Everything about him resembled a young rejected lover. He indeed felt rejected, rejected by his own hometown. He felt a sudden vibration in his pocket, it was his assistant.
He picked up the phone…
He switched his phone to Flight Mode and placed it back in his pocket. At a snail’s pace, he walked down the lane and sat on a bench, only to walk down that familiar memory lane.
Instantly, he felt a rush, a rush of flipping pages, the pages of his life which had turned back twenty years.
Bright sunshine struck his eyes as he saw a ten-year-old rushing past him in a cycle to stop in front of a playground. He got down from his cycle and pulled out his little bat from the carrier and darted to his friends. For hours, he saw himself enjoying his heart out at the lush green fields (damn! Did he love to play!), no financial pressure, not a single factor present that could take him back to the world where everyone tries to cope-up with that evil pace. He missed himself. Yellow, Punjabi, Sarees, Sindur.
All these things came to his mind when he looked at the signboard of his old club. Yes, he was thinking about Durga Puja! Those five days were pure bliss to him! No relation did he have with his studies those few days and only concentrated on pandal-hopping with his buddies! He could almost make out the silhouette of the idol from where he was sitting, and it appeared as if he could touch it if he stretched his arms a bit, he did so, but, Alas!

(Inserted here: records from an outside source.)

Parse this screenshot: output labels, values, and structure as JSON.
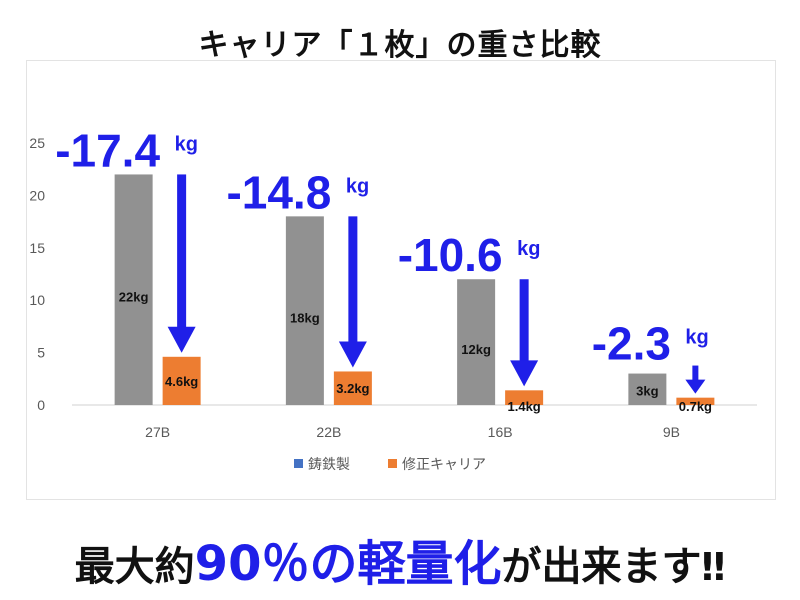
{
  "title": "キャリア「１枚」の重さ比較",
  "chart_data": {
    "type": "bar",
    "categories": [
      "27B",
      "22B",
      "16B",
      "9B"
    ],
    "series": [
      {
        "name": "鋳鉄製",
        "color": "#919191",
        "values": [
          22,
          18,
          12,
          3
        ],
        "labels": [
          "22kg",
          "18kg",
          "12kg",
          "3kg"
        ]
      },
      {
        "name": "修正キャリア",
        "color": "#ed7d31",
        "values": [
          4.6,
          3.2,
          1.4,
          0.7
        ],
        "labels": [
          "4.6kg",
          "3.2kg",
          "1.4kg",
          "0.7kg"
        ]
      }
    ],
    "legend_colors": [
      "#4472c4",
      "#ed7d31"
    ],
    "ylim": [
      0,
      25
    ],
    "yticks": [
      0,
      5,
      10,
      15,
      20,
      25
    ],
    "annotations": [
      {
        "value": "-17.4",
        "unit": "kg"
      },
      {
        "value": "-14.8",
        "unit": "kg"
      },
      {
        "value": "-10.6",
        "unit": "kg"
      },
      {
        "value": "-2.3",
        "unit": "kg"
      }
    ],
    "annotation_color": "#1f1fe8",
    "legend_position": "bottom"
  },
  "footer": {
    "prefix": "最大約",
    "highlight": "90％の軽量化",
    "suffix": "が出来ます",
    "exclaim": "‼"
  }
}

He used to sing, most of the popular Guruji’s sangeet hymns and melodies, they were absolutely committed to his memory, he was a reciter of some repute in his locality. So, he tried to sing again…….he started with enthusiasm but had to stop as he had forgotten most of it. City life had sucked the soul from his body like a dementor! Edwin Brock says that if you want to simply kill a man, leave him or her, in the middle of the twentieth century.

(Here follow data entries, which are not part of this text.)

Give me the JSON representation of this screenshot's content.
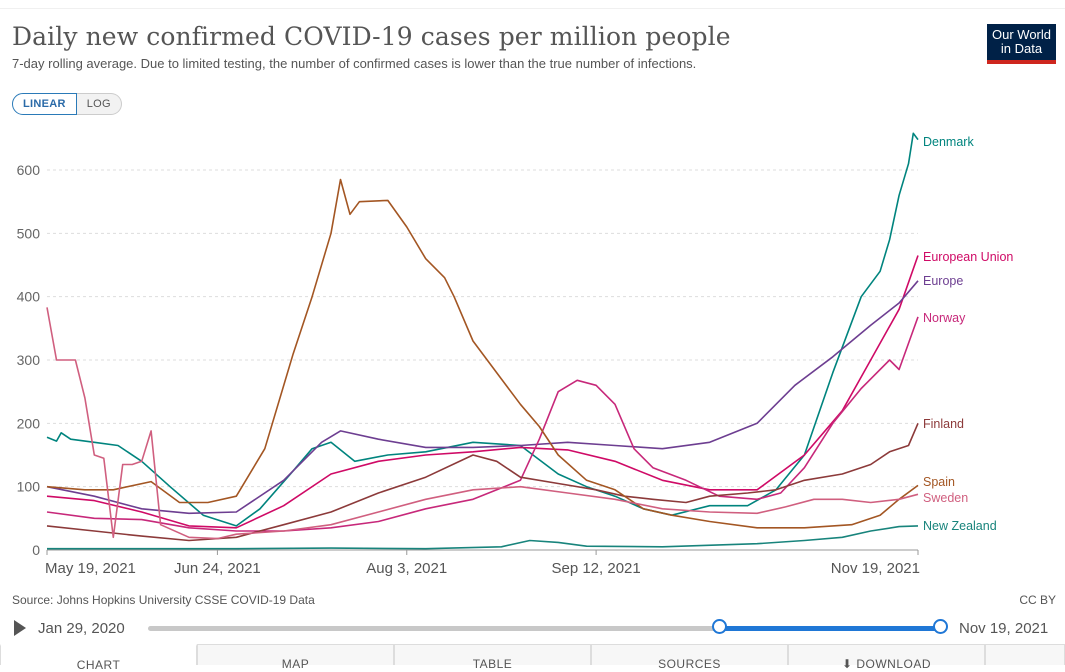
{
  "title": "Daily new confirmed COVID-19 cases per million people",
  "subtitle": "7-day rolling average. Due to limited testing, the number of confirmed cases is lower than the true number of infections.",
  "logo": {
    "line1": "Our World",
    "line2": "in Data"
  },
  "scale_buttons": {
    "linear": "LINEAR",
    "log": "LOG"
  },
  "source": "Source: Johns Hopkins University CSSE COVID-19 Data",
  "license": "CC BY",
  "timeline": {
    "start": "Jan 29, 2020",
    "end": "Nov 19, 2021"
  },
  "tabs": {
    "chart": "CHART",
    "map": "MAP",
    "table": "TABLE",
    "sources": "SOURCES",
    "download": "⬇ DOWNLOAD"
  },
  "chart_data": {
    "type": "line",
    "ylim": [
      0,
      660
    ],
    "yticks": [
      0,
      100,
      200,
      300,
      400,
      500,
      600
    ],
    "xlim": [
      0,
      184
    ],
    "xticks": [
      {
        "day": 0,
        "label": "May 19, 2021"
      },
      {
        "day": 36,
        "label": "Jun 24, 2021"
      },
      {
        "day": 76,
        "label": "Aug 3, 2021"
      },
      {
        "day": 116,
        "label": "Sep 12, 2021"
      },
      {
        "day": 184,
        "label": "Nov 19, 2021"
      }
    ],
    "series": [
      {
        "name": "Denmark",
        "color": "#00847e",
        "points": [
          [
            0,
            178
          ],
          [
            2,
            172
          ],
          [
            3,
            185
          ],
          [
            5,
            175
          ],
          [
            10,
            170
          ],
          [
            15,
            165
          ],
          [
            20,
            140
          ],
          [
            26,
            100
          ],
          [
            33,
            55
          ],
          [
            40,
            38
          ],
          [
            45,
            65
          ],
          [
            52,
            125
          ],
          [
            56,
            160
          ],
          [
            60,
            170
          ],
          [
            65,
            140
          ],
          [
            72,
            150
          ],
          [
            80,
            155
          ],
          [
            90,
            170
          ],
          [
            100,
            165
          ],
          [
            108,
            120
          ],
          [
            114,
            100
          ],
          [
            120,
            85
          ],
          [
            126,
            65
          ],
          [
            132,
            55
          ],
          [
            140,
            70
          ],
          [
            148,
            70
          ],
          [
            154,
            95
          ],
          [
            160,
            150
          ],
          [
            166,
            280
          ],
          [
            172,
            400
          ],
          [
            176,
            440
          ],
          [
            178,
            490
          ],
          [
            180,
            560
          ],
          [
            182,
            610
          ],
          [
            183,
            658
          ],
          [
            184,
            648
          ]
        ]
      },
      {
        "name": "European Union",
        "color": "#cf0a66",
        "points": [
          [
            0,
            85
          ],
          [
            10,
            78
          ],
          [
            20,
            60
          ],
          [
            30,
            38
          ],
          [
            40,
            35
          ],
          [
            50,
            70
          ],
          [
            60,
            120
          ],
          [
            70,
            140
          ],
          [
            80,
            150
          ],
          [
            90,
            155
          ],
          [
            100,
            162
          ],
          [
            110,
            158
          ],
          [
            120,
            140
          ],
          [
            130,
            110
          ],
          [
            140,
            95
          ],
          [
            150,
            95
          ],
          [
            160,
            150
          ],
          [
            168,
            220
          ],
          [
            174,
            300
          ],
          [
            180,
            380
          ],
          [
            184,
            465
          ]
        ]
      },
      {
        "name": "Europe",
        "color": "#6d3e91",
        "points": [
          [
            0,
            100
          ],
          [
            10,
            85
          ],
          [
            20,
            65
          ],
          [
            30,
            58
          ],
          [
            40,
            60
          ],
          [
            50,
            110
          ],
          [
            58,
            170
          ],
          [
            62,
            188
          ],
          [
            70,
            175
          ],
          [
            80,
            162
          ],
          [
            90,
            162
          ],
          [
            100,
            165
          ],
          [
            110,
            170
          ],
          [
            120,
            165
          ],
          [
            130,
            160
          ],
          [
            140,
            170
          ],
          [
            150,
            200
          ],
          [
            158,
            260
          ],
          [
            166,
            305
          ],
          [
            174,
            355
          ],
          [
            180,
            390
          ],
          [
            184,
            425
          ]
        ]
      },
      {
        "name": "Norway",
        "color": "#c7287a",
        "points": [
          [
            0,
            60
          ],
          [
            10,
            50
          ],
          [
            20,
            48
          ],
          [
            30,
            35
          ],
          [
            40,
            30
          ],
          [
            50,
            30
          ],
          [
            60,
            35
          ],
          [
            70,
            45
          ],
          [
            80,
            65
          ],
          [
            90,
            80
          ],
          [
            100,
            110
          ],
          [
            104,
            175
          ],
          [
            108,
            250
          ],
          [
            112,
            268
          ],
          [
            116,
            260
          ],
          [
            120,
            230
          ],
          [
            124,
            160
          ],
          [
            128,
            130
          ],
          [
            135,
            110
          ],
          [
            142,
            85
          ],
          [
            150,
            80
          ],
          [
            155,
            90
          ],
          [
            160,
            130
          ],
          [
            166,
            200
          ],
          [
            172,
            255
          ],
          [
            178,
            300
          ],
          [
            180,
            285
          ],
          [
            184,
            368
          ]
        ]
      },
      {
        "name": "Finland",
        "color": "#8c3a3a",
        "points": [
          [
            0,
            38
          ],
          [
            10,
            30
          ],
          [
            20,
            22
          ],
          [
            30,
            15
          ],
          [
            40,
            20
          ],
          [
            50,
            40
          ],
          [
            60,
            60
          ],
          [
            70,
            90
          ],
          [
            80,
            115
          ],
          [
            90,
            150
          ],
          [
            95,
            140
          ],
          [
            100,
            115
          ],
          [
            108,
            105
          ],
          [
            116,
            95
          ],
          [
            122,
            85
          ],
          [
            128,
            80
          ],
          [
            135,
            75
          ],
          [
            140,
            85
          ],
          [
            148,
            90
          ],
          [
            154,
            95
          ],
          [
            160,
            110
          ],
          [
            168,
            120
          ],
          [
            174,
            135
          ],
          [
            178,
            155
          ],
          [
            182,
            165
          ],
          [
            184,
            200
          ]
        ]
      },
      {
        "name": "Spain",
        "color": "#a35623",
        "points": [
          [
            0,
            100
          ],
          [
            8,
            95
          ],
          [
            14,
            95
          ],
          [
            22,
            108
          ],
          [
            28,
            75
          ],
          [
            34,
            75
          ],
          [
            40,
            85
          ],
          [
            46,
            160
          ],
          [
            52,
            310
          ],
          [
            56,
            400
          ],
          [
            60,
            500
          ],
          [
            62,
            585
          ],
          [
            64,
            530
          ],
          [
            66,
            550
          ],
          [
            72,
            552
          ],
          [
            76,
            510
          ],
          [
            80,
            460
          ],
          [
            84,
            430
          ],
          [
            86,
            400
          ],
          [
            90,
            330
          ],
          [
            96,
            270
          ],
          [
            100,
            230
          ],
          [
            104,
            195
          ],
          [
            108,
            150
          ],
          [
            114,
            110
          ],
          [
            120,
            95
          ],
          [
            126,
            65
          ],
          [
            132,
            55
          ],
          [
            140,
            45
          ],
          [
            150,
            35
          ],
          [
            160,
            35
          ],
          [
            170,
            40
          ],
          [
            176,
            55
          ],
          [
            180,
            80
          ],
          [
            184,
            102
          ]
        ]
      },
      {
        "name": "Sweden",
        "color": "#d05f7f",
        "points": [
          [
            0,
            383
          ],
          [
            2,
            300
          ],
          [
            6,
            300
          ],
          [
            8,
            240
          ],
          [
            10,
            150
          ],
          [
            12,
            145
          ],
          [
            14,
            20
          ],
          [
            16,
            135
          ],
          [
            18,
            135
          ],
          [
            20,
            140
          ],
          [
            22,
            188
          ],
          [
            24,
            40
          ],
          [
            30,
            20
          ],
          [
            36,
            18
          ],
          [
            40,
            25
          ],
          [
            50,
            30
          ],
          [
            60,
            40
          ],
          [
            70,
            60
          ],
          [
            80,
            80
          ],
          [
            90,
            95
          ],
          [
            100,
            100
          ],
          [
            110,
            90
          ],
          [
            120,
            80
          ],
          [
            130,
            65
          ],
          [
            140,
            60
          ],
          [
            150,
            58
          ],
          [
            156,
            68
          ],
          [
            162,
            80
          ],
          [
            168,
            80
          ],
          [
            174,
            75
          ],
          [
            180,
            80
          ],
          [
            184,
            88
          ]
        ]
      },
      {
        "name": "New Zealand",
        "color": "#18847c",
        "points": [
          [
            0,
            2
          ],
          [
            20,
            2
          ],
          [
            40,
            2
          ],
          [
            60,
            3
          ],
          [
            80,
            2
          ],
          [
            96,
            5
          ],
          [
            102,
            15
          ],
          [
            108,
            12
          ],
          [
            114,
            6
          ],
          [
            130,
            5
          ],
          [
            150,
            10
          ],
          [
            160,
            15
          ],
          [
            168,
            20
          ],
          [
            174,
            30
          ],
          [
            180,
            37
          ],
          [
            184,
            38
          ]
        ]
      }
    ]
  }
}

Truly, he felt dead. Starbucks might offer him the best coffee over there in New York but he longed for that steaming earthen bowl of Uncle’s Tea! He might have had loads of pizzas the “Mamas Pizzeria”, but he wanted his mamas “Luchi Torkari”(Dal-Puri) more.
Starting from the humble corridors of Saratchandra Smriti Vidyamandir, today he is the VC of a large multinational company. It was his roots that made him what he is. A tear had appeared at the corner of his eye, he took a crisp white handkerchief and pressed it against it, switched off the flight mode and
left for the concrete jungle once more!